More than half of children visit social networking websites during their school lessons.

Global Secure Systems (GSS) : 17 March, 2008  (Company News)
UK school children are studying social networking websites during their lessons instead of what they should be concentrating on according to Global Secure Systems (GSS).
In the company's survey, conducted through Facebook, to discover just how widespread the issue of children visiting sites of this nature at inappropriate times is, 52 per cent of the 1000 children aged between 13 and 17 who participated, confessed that they did so during lessons. Over a quarter admitted they were doing so for in excess of 30 minutes a day.
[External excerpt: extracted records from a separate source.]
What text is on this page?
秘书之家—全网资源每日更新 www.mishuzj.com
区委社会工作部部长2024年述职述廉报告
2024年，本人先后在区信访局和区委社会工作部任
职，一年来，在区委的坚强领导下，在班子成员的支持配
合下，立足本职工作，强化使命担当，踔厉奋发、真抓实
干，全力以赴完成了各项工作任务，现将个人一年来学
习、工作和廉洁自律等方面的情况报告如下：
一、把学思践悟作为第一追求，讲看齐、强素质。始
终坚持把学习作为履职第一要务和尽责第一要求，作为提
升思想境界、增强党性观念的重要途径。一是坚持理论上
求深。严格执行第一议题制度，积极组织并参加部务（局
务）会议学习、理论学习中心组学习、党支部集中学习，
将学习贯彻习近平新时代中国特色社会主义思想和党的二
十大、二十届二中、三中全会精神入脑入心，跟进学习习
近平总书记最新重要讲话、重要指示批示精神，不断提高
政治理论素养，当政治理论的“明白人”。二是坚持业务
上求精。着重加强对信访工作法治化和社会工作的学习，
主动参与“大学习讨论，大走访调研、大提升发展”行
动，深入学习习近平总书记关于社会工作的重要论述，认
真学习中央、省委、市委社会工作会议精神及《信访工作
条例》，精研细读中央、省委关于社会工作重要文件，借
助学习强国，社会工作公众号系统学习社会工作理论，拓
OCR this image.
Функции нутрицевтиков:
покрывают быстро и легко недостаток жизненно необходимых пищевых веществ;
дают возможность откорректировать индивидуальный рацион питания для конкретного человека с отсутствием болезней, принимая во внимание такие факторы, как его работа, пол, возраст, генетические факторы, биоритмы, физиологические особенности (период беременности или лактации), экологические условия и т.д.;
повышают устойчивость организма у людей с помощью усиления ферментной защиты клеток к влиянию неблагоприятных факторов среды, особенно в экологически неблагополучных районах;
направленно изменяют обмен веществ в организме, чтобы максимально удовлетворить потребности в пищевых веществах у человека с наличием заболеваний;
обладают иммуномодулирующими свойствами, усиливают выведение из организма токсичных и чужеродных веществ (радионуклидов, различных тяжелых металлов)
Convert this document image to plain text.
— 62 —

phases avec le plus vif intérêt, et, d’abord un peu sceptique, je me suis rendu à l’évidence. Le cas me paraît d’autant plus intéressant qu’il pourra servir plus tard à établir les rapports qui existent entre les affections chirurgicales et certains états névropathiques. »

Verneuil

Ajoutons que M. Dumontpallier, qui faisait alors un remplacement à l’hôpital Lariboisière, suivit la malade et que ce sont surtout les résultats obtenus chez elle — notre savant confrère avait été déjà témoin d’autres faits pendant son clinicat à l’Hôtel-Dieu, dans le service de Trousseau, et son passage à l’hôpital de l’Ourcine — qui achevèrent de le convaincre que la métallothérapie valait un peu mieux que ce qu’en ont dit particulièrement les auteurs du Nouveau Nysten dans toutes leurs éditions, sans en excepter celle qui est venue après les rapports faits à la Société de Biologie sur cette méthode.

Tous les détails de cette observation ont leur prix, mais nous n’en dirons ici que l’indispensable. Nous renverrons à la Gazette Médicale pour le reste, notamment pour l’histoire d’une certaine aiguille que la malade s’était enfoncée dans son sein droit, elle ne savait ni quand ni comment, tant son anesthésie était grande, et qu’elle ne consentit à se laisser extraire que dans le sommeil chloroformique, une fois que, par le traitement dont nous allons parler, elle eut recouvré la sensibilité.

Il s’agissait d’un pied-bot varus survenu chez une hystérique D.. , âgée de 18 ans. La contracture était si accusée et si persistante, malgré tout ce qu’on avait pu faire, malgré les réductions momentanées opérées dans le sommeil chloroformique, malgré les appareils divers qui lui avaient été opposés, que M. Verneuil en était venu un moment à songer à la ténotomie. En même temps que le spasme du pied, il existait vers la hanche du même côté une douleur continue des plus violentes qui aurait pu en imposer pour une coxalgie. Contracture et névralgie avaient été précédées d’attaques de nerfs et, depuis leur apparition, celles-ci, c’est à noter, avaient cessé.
David Hobson, managing director of GSS, when he spent a day at a local public school speaking to its pupils about Internet ethics and behaviour, made the initial discovery. During his presentation to a class of 13 year olds, who were all diligently tapping away on their laptops, he asked how many had visited social networking sites during their lessons. Hobson was astounded when they all raised their hands. This ignited his determination to uncover if this was an isolated case or rife amongst school children.

"I am disturbed, but not surprised, by the findings of this survey. There are two main issues; one is the safety of youngsters on the web and the second is the time that is frittered away. The time youngsters spend on the Internet, and more specifically on social networking sites, is a huge challenge for parents and those of us in education," says Toby Mullins, Head of Seaford College

"Youngsters are not only using lesson time but often quietly continue late into the night, leaving them short of sleep and irritable the next day. I think a study like this to highlight the problem is very timely. We now need to plan for a solution.'

Hobson added, 'Kids are potentially wasting as much as two and a half hours a week of lessons on Facebook. I recognise that there is a place for social networking, with a whole new generation now relying on it to communicate, but not at the expense of an education. Schools could learn a lesson from industry and ensure school children productively use the Internet. Through the deployment of software, access to inappropriate websites can either be completely blocked, or limited to break time, economically and efficiently.'

In a separate GSS poll, conducted with Infosecurity Europe 2008, it discovered that the recent popularity of social networking sites, such as Facebook, MySpace and Bebo, is costing UK corporations close to £6.5 billion annually in lost productivity. GSS itself as a company recently clamped down on social networking during working hours. When faced with the need for additional bandwidth, Hobson their managing director, analysed why and discovered that by simply restricting the times that sites of this nature could be accessed to lunchtimes and after close of business there was no longer the need to increase bandwidth and so saved thousands of pounds.